This project is a quick start guide for revealing Alango DSP algorithms bundled into Respeaker library. Basically, it allows sending pre-processed audio stream to custom ASR engine via WebSockets.
Make sure you installed all the required dependencies on your Respeaker Core V2 board (assuming you already have their official debian distribution):
sudo apt-get update && sudo apt-get -y upgrade
sudo apt-get install -y \
cmake \
mraa-tools \
zlib1g-dev \
librespeaker-dev \
libsndfile1-dev \
libasound2-dev
Don't forget to reboot your board after installation!
This project also depends on IXWebSocket library. You can build it the following way:
git clone https://github.com/machinezone/IXWebSocket.git
cd IXWebSocket && mkdir build && cd build
cmake ..
make -j
sudo make install
Setup Vosk ASR server. We'll use this server later for sending audio chunks from ReSpeaker board.
Pull source code:
git clone https://github.com/sskorol/respeaker-websockets.git
cd respeaker-websockets && mkdir build
Adjust config.json with required values. Note that it'll be automatically copied to the build folder.
{
"webSocketAddress": "ws://127.0.0.1:2700",
"respeaker": {
"kwsModelName": "snowboy.umdl",
"kwsSensitivity": "0.6",
"listeningTimeout": 8000,
"wakeWordDetectionOffset": 300,
"gainLevel": 10,
"singleBeamOutput": false,
"enableWavLog": false,
"agc": true
},
"pixelRing": {
"ledBrightness": 20,
"onIdle": true,
"onListen": true,
"onSpeak": true,
"toMute": true,
"toUnmute": true,
"idleColor": "teal",
"listenColor": "blue",
"speakColor": "purple",
"muteColor": "yellow",
"unmuteColor": "green",
"isMutedOnStart": false
},
"hardware": {
"model": "Respeaker Core V2",
"ledsAmount": 12,
"spiBus": 0,
"spiDev": 0,
"power": {
"gpioPin": 66,
"gpioVal": 0
}
}
}
You can use any of the hotwords located in models folder.
Build source code:
cd build
cmake ..
make -j
This script will produce respeaker_core executable in the build folder.
Make sure you have VOSK or other ASR server running.

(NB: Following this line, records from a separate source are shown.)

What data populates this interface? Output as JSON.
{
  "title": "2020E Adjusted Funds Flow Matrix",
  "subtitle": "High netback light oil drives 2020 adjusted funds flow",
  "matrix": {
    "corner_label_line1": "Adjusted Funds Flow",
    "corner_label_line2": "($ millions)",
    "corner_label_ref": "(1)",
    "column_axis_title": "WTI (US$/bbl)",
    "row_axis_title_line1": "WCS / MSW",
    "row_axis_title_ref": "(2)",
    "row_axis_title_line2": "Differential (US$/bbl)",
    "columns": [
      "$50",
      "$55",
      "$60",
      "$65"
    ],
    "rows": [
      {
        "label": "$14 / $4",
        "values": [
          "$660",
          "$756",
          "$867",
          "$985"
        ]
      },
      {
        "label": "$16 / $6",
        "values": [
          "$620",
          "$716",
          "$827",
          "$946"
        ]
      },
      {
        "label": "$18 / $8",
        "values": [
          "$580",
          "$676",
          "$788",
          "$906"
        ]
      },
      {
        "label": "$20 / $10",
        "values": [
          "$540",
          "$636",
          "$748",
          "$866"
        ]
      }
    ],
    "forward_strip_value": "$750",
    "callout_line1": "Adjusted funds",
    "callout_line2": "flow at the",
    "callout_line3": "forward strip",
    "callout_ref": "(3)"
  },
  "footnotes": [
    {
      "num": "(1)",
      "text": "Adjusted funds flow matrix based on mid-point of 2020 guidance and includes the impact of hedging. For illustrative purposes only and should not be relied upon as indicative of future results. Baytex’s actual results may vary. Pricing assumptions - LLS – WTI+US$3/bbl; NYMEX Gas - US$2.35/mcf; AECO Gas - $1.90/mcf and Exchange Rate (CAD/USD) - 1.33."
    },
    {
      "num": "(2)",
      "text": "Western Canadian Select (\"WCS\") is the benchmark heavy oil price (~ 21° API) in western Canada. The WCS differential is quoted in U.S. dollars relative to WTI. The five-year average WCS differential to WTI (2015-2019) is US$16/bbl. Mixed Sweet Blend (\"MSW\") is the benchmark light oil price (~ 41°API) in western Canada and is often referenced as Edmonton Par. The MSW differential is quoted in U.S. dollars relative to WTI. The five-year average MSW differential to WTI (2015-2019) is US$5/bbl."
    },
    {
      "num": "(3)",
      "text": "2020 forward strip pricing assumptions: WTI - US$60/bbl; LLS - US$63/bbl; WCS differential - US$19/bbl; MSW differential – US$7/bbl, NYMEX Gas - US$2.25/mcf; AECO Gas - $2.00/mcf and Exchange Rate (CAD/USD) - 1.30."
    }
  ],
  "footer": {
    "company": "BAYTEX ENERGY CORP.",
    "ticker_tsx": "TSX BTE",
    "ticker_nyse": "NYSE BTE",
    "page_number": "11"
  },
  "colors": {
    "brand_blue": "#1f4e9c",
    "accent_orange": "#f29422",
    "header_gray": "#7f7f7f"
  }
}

By default respeaker_core uses localhost address trying to establish connection with WS server. You may want to change it to the actual server's address.
Use the following commands to start a speech streaming process:
./respeaker_core
You should see a configuration log and a message about successfull connectivity to WS server and Pixel Ring (implemented based on snips-respeaker-skill sources).
Current app's logic assumes the following chain:
- Apply rate conversion, beamforming, acoustic echo cancellation, noise suppression and automatic gain control to the input audio stream.
- Wake word detection ("snowboy" is a default one). You can change it in config.json.
- When wake word is detected, you will see it in log, as well as the direction which is tracked by DOA (direction of arrival) algorithm. Moreover, a Pixel Ring color state is changed to notify user so that they can start dictating.
- Then we check if the pre-processed chunk is not a hotword to prevent sending it to the WS server. It's required for the hotword's filtering which we don't wanna get a transcribe for.
- Send audio chunks to WS server until we receive a final transcribe or reach a 8s timeout. Transcibe or timeout event also changes Pixel Ring state, which becomes idle.
It's recommended you'll check main.cpp source code and comments to understand what's going on there, and customize it for your own needs.
Install nodejs:
curl -sL https://deb.nodesource.com/setup_14.x | sudo bash -
sudo apt-get install -y nodejs
Install pm2:
sudo npm install pm2@latest -g
Create pm2 startup script:
pm2 startup -u respeaker --hp /home/respeaker
sudo env PATH=$PATH:/usr/bin pm2 startup systemd -u respeaker --hp /home/respeaker
Open pm2 service for editing:
sudo nano /etc/systemd/system/pm2-respeaker.service
Adjust Unit block with the following options:
Wants=network-online.target
After=network.target network-online.target
Adjust Service block with the following option:
LimitRTPRIO=99
It's very important to set this limit (also known as ulimit -r). Otherwise, you won't be able to start this service on boot.
Adjust Install block with the following option:
WantedBy=multi-user.target network-online.target
Restart pm2 service:
sudo systemctl daemon-reload
sudo systemctl restart pm2-respeaker
Add respeaker_core binary to pm2:
pm2 start respeaker_core --watch --name asr --time
Save current process list:
pm2 save
- Refactor code in an object-oriented manner.
- Implement Google / Echo patterns to control Pixel Ring.